In chronological order, here are the books that I loved the most in 2009:
The Stories of John Cheever
The Beautiful Struggle by Ta-Nehisi Coates
A Free Life by Ha Jin
American Wife by Curtis Sittenfeld
Lush Life by Richard Price
Nixonland: The Rise of a President and the Fracturing of America by Rick Perlstein
Netherland by Joseph O'Neill
The Other by David Guterson
Cathedral by Raymond Carver
The Power Broker: Robert Moses and the Fall of New York by Robert A. Caro
The Stories of Richard Bausch
The Years of Lyndon Johnson: The Path to Power by Robert A. Caro
Fine Just the Way It Is: Wyoming Stories 3 by Annie Proulx
I didn't read as many books this year as usual, but in my defense there are some real door-stoppers on this list. I continued my exploration of the short story, starting with the master, John Cheever, and continuing through my second Carver collection (even better than What We Talk About When We Talk About Love) and read the stories of Richard Bausch. Discovering Bausch's work was a revelation; his writing is a synthesis of the writers who came before with a modern, literally Virginian sensibility that immediately felt familiar yet utterly new. I loved his stories passionately and they almost felt within my reach. The idea that my friend John actually studied short fiction under him is boggling.
Besides short stories, this was the year I discovered Robert A. Caro. The Power Broker is one of the best books I've ever read. It changed the way I look at New York, at government, at urban planning, at the use of power. More than once I have found myself in a sticky political situation at work and asked myself, what would Robert Moses do? It made me think about ambition and happiness and the tensions between the two. I also started reading Caro's unfinished four-volume biography of LBJ. Johnson, like Moses, was a real bastard, so it makes for fascinating reading. I am excited to continue the LBJ saga (he's not even a senator yet and I've read 700 pages about the man) in the new year.
I think my favorite novel of the year was David Guterson's The Other. Beautifully written and artfully structured. I wrapped up the year with a volume of Annie Proulx stories, including a stunning piece originally from The New Yorker, "Tits-Up In A Ditch." The book also included "Them Old Cowboy Songs" and "Testimony of the Donkey," which were nearly as good. Now I'm devouring Stephen King's Under the Dome, which I requested for Christmas, and I'm loving it.

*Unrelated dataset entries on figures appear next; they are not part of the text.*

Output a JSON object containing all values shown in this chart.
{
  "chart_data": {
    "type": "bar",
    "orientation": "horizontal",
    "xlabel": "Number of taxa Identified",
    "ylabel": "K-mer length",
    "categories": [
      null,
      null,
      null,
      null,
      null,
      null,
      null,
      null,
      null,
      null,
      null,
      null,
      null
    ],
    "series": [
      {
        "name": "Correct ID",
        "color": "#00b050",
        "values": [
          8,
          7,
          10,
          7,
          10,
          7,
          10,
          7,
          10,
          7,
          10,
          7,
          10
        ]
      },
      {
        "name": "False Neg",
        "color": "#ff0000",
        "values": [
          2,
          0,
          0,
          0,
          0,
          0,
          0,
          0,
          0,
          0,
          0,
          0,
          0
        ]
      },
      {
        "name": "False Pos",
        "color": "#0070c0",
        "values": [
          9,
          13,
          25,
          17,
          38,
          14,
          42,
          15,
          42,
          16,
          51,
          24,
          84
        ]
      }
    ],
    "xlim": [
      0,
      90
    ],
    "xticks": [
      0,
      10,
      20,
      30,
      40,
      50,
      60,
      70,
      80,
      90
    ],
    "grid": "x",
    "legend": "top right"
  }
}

Looking ahead to 2010, I want to continue my trek through the life of LBJ, courtesy of Robert Caro, and I might tackle Moby Dick, too. I can't wait for Blake Bailey's Cheever biography to come out in paperback in mid-March. And then, of course, the baby arrives, and my reading life will change too -- I'm trying to do consume as much as I can before my attention is redirected.